Como pega mal queimar hereges nas
fogueiras, a saída foi retornar de fato à política. Deixar a prosaica
evangelização, hoje vista como ingênua, para ganhar poder e submeter a
sociedade às leis do Estado.
Em nome de Deus, alianças com populistas de
extrema direita, arrivistas de variados quilates, quase sempre sátiros. Do tipo
Trump.
Um livro como “A quarta revolução”, de John
Micklethwait e Adrian Wooldridge, conta como os lobbies (não importa o credo,
mesmo sendo incréus) ajudaram a dividir a sociedade, em busca de suas
exclusivas vantagens, e vergaram o Estado. Grupos organizados, aos poucos,
colocaram nas costas de todos o peso de suas regalias — ou reivindicações. Aí
entram os sindicatos de trabalhadores e os subsídios/isenções a setores
específicos — como as multinacionais fabricantes de refrigerantes e automóveis.

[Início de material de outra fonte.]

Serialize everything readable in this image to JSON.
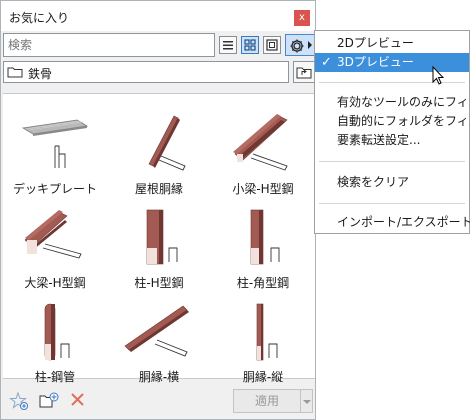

Comparecem os militares com aposentadorias especiais e as pensões para suas filhas
solteironas. Rezam junto os quadros do funcionalismo público — com destaque
fervoroso para o Judiciário.
O avanço dos grupos organizados, escrevem
os autores, se deu a partir de estratégias e visões defendidas pelos movimentos
de esquerda. Quando o Estado aparece como o pai de todos — ao menos daqueles
capazes de gritar mais alto.
Depois de os movimentos identitários de
esquerda forjarem as diversas reivindicações, justas ou não — na representação
política, nos cargos do funcionalismo público, nas vagas das universidades etc.
—, a turma de Malafaia avança no butim ao criar a cota evangélica. Às favas os
desorganizados.
Quem não rezar, não mama.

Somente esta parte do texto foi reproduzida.